By Scott Buckner
Since forever, science and industry have been on a mission to develop some sort of life form capable of doing nothing but growing or shitting money. By the looks of Food, Inc., the Robert Kenner documentary released in 2009 and shown last Sunday night on PBS’s POV, the American food industry has made astounding headway toward accomplishing that goal.
I’ve never been particularly concerned over who makes my food, how it’s slaughtered and processed, or how it ends up at my grocery store. I’ve never exactly been picky about what goes into it, either; I love a good hot dog, a nice bologna sandwich, and I’ve rarely met a hamburger I didn’t like. I like it that way. But Food, Inc. made me reconsider what constitutes good food made good and fast and cheap.

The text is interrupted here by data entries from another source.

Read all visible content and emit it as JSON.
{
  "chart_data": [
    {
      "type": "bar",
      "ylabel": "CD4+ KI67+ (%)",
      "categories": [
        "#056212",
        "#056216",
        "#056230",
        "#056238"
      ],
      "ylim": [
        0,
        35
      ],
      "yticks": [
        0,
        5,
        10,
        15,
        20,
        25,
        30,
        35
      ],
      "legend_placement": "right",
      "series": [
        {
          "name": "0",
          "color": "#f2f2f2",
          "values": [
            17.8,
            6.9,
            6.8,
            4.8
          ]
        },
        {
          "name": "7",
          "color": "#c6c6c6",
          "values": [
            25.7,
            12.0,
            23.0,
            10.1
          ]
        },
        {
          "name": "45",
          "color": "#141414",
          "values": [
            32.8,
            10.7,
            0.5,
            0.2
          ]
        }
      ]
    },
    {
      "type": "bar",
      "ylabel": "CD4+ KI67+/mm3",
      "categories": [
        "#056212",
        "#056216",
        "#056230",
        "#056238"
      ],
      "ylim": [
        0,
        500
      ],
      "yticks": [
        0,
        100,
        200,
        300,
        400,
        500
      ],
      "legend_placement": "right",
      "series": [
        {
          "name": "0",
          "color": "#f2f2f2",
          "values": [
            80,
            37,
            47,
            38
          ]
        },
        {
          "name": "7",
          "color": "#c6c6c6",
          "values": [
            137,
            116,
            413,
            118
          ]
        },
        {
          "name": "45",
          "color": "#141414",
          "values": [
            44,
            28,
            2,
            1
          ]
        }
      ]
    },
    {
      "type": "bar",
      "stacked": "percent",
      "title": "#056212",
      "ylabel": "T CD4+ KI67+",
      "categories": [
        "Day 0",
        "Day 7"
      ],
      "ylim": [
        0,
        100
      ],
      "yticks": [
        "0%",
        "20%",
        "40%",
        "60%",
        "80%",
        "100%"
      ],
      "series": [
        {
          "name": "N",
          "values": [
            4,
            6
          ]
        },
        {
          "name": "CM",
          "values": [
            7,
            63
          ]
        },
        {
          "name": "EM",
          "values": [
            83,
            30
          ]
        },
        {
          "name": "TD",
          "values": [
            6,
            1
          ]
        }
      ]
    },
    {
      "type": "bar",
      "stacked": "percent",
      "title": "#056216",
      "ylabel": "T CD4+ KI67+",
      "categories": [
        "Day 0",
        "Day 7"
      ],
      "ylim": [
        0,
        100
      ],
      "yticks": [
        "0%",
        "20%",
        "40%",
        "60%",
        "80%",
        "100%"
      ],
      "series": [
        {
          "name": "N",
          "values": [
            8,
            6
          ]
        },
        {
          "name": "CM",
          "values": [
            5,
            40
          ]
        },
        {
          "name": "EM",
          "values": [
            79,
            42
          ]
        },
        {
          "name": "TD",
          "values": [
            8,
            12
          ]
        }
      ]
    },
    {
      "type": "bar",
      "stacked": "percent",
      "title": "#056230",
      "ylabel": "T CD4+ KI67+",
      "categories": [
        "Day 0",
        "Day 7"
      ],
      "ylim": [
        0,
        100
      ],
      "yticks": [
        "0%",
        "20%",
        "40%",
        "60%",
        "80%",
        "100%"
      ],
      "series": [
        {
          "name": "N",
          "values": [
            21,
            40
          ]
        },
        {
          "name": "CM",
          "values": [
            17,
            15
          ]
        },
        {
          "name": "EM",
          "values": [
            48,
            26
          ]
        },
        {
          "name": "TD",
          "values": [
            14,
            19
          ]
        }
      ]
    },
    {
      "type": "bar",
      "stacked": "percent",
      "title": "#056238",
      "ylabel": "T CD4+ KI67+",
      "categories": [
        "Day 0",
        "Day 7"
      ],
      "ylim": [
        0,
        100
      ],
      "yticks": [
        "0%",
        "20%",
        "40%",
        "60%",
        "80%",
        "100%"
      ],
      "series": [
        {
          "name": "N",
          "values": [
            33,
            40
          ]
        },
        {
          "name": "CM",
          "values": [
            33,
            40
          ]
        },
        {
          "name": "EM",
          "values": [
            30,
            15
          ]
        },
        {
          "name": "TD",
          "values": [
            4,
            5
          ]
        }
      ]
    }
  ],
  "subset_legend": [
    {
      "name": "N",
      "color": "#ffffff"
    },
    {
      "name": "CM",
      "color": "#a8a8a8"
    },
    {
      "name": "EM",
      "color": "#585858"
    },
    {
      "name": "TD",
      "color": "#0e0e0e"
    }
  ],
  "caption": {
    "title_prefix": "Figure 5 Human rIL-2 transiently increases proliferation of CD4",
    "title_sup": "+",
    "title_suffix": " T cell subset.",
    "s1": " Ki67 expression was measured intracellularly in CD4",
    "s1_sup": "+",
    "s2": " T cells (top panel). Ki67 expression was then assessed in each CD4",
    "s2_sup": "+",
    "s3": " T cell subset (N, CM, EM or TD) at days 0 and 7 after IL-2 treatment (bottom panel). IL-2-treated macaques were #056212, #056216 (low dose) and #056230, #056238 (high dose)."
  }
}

Yet therein lies the dilemma I’ve been dealing with for years since I’m not affluent and do my own food shopping. I know anything off a Wendy’s dollar menu is cheaper and tastier than a whole head of lettuce, and takes no prep time; I also know that’s why so many of us have become lard-assed Type II diabetics. Yet the same foods that are better for us (no pesticides, no growth hormones, no genetic engineering, no feedlot raising, etc.) cost three to four times more than the regular stuff. To me, $10 for a gallon of milk and $6 for a pound of ground beef isn’t exactly a consumer-friendly way to cultivate mass appeal.